Theroetically we could measure it by having humans play “the language model game” where you try to predict the next word in a text, repeatedly. How often you would get the next word wrong is a function of your natural loss. Of course, you’d get better at this game as you went along, just like LMs do, so what we’d want to measure is how well you’d do after playing for a few days.
There might have been a psychological study that resembles this. (I don’t know.) We could probably also replicate it via citizen science: create a website where you play this game, and get people to play it. My prediction is that DL LMs are already far superior to even the best humans at this game. (Note that this doesn’t mean I think DL is smarter than humans.)
Such a game already exists! See https://rr-lm-game.herokuapp.com/whichonescored2 and https://rr-lm-game.herokuapp.com/. I’ve been told humans tend to do pretty badly at the games (I didn’t do too well myself), so if you feel discouraged playing and want a similar style of game that’s perhaps a bit more fun (if slightly less relevant to the question at hand), I recommend https://www.redactle.com/.
Regardless, I guess I’m thinking of loss (in humans) in the more abstract sense of “what’s the distance between the correct and human-given answer [to an arbitrary question about the real world]?” If there’s some mathematically necessary positive amount of loss humans must have at a minimum, that would seemingly imply that there are fundamental limits to the ability of human cognition to model reality.
Is there some reasonable-ish way to think about loss in the domain(s) that humans are (currently) superior at? (This might be equivalent to asking for a test of general intelligence, if one wants to be fully comprehensive)
The scoring for that first game is downright bizarre. The optimal strategy for picking probabilities does not reflect the actual relative likelihoods of the options, but says “don’t overthink it”. In order to do well, you must overthink it.
(I run the team that created that game. I made the guess-most-likely-next-token game and Fabien Roger made the other one.)
The optimal strategy for picking probabilities in that game is to say what your probability for those two next tokens would have been if you hadn’t updated on being asked about them. What’s your problem with this?
It’s kind of sad that this scoring system is kind of complicated. But I don’t know how to construct simpler games such that we can unbiasedly infer human perplexity from what the humans do.
Theroetically we could measure it by having humans play “the language model game” where you try to predict the next word in a text, repeatedly. How often you would get the next word wrong is a function of your natural loss. Of course, you’d get better at this game as you went along, just like LMs do, so what we’d want to measure is how well you’d do after playing for a few days.
There might have been a psychological study that resembles this. (I don’t know.) We could probably also replicate it via citizen science: create a website where you play this game, and get people to play it. My prediction is that DL LMs are already far superior to even the best humans at this game. (Note that this doesn’t mean I think DL is smarter than humans.)

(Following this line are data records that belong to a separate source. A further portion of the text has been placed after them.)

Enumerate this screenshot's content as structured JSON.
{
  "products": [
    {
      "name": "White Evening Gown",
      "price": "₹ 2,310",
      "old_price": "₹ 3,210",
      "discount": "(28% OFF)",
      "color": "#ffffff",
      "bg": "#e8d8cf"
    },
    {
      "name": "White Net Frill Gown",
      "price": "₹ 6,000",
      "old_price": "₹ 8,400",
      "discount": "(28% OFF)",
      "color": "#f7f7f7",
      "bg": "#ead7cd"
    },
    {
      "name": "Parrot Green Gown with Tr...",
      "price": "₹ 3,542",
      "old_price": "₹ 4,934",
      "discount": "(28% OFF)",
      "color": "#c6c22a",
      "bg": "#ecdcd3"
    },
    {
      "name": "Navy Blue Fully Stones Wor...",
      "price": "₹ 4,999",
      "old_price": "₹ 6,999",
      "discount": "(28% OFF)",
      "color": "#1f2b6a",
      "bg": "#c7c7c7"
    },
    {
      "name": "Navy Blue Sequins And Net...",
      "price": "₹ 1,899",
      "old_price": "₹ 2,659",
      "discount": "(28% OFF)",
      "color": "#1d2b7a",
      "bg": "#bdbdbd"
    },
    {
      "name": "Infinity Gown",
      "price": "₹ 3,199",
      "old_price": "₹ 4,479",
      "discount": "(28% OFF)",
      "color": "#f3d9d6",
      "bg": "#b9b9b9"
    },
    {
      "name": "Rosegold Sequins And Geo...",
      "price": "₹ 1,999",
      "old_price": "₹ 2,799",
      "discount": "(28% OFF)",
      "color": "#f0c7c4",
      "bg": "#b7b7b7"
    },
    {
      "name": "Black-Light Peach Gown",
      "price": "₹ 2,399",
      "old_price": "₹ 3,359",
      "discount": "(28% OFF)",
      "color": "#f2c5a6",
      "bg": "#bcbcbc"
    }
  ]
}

Such a game already exists! See https://rr-lm-game.herokuapp.com/whichonescored2 and https://rr-lm-game.herokuapp.com/. I’ve been told humans tend to do pretty badly at the games (I didn’t do too well myself), so if you feel discouraged playing and want a similar style of game that’s perhaps a bit more fun (if slightly less relevant to the question at hand), I recommend https://www.redactle.com/. Regardless, I guess I’m thinking of loss (in humans) in the more abstract sense of “what’s the distance between the correct and human-given answer [to an arbitrary question about the real world]?” If there’s some mathematically necessary positive amount of loss humans must have at a minimum, that would seemingly imply that there are fundamental limits to the ability of human cognition to model reality.
Yes, humans are way worse than even GPT-1 at next-token prediction, even after practicing for an hour.
EDIT: These results are now posted here
Is there some reasonable-ish way to think about loss in the domain(s) that humans are (currently) superior at? (This might be equivalent to asking for a test of general intelligence, if one wants to be fully comprehensive)
The scoring for that first game is downright bizarre. The optimal strategy for picking probabilities does not reflect the actual relative likelihoods of the options, but says “don’t overthink it”. In order to do well, you must overthink it.
(I run the team that created that game. I made the guess-most-likely-next-token game and Fabien Roger made the other one.)
The optimal strategy for picking probabilities in that game is to say what your probability for those two next tokens would have been if you hadn’t updated on being asked about them. What’s your problem with this?
It’s kind of sad that this scoring system is kind of complicated. But I don’t know how to construct simpler games such that we can unbiasedly infer human perplexity from what the humans do.
Yeah, if anyone builds a better version of this game, please let me know!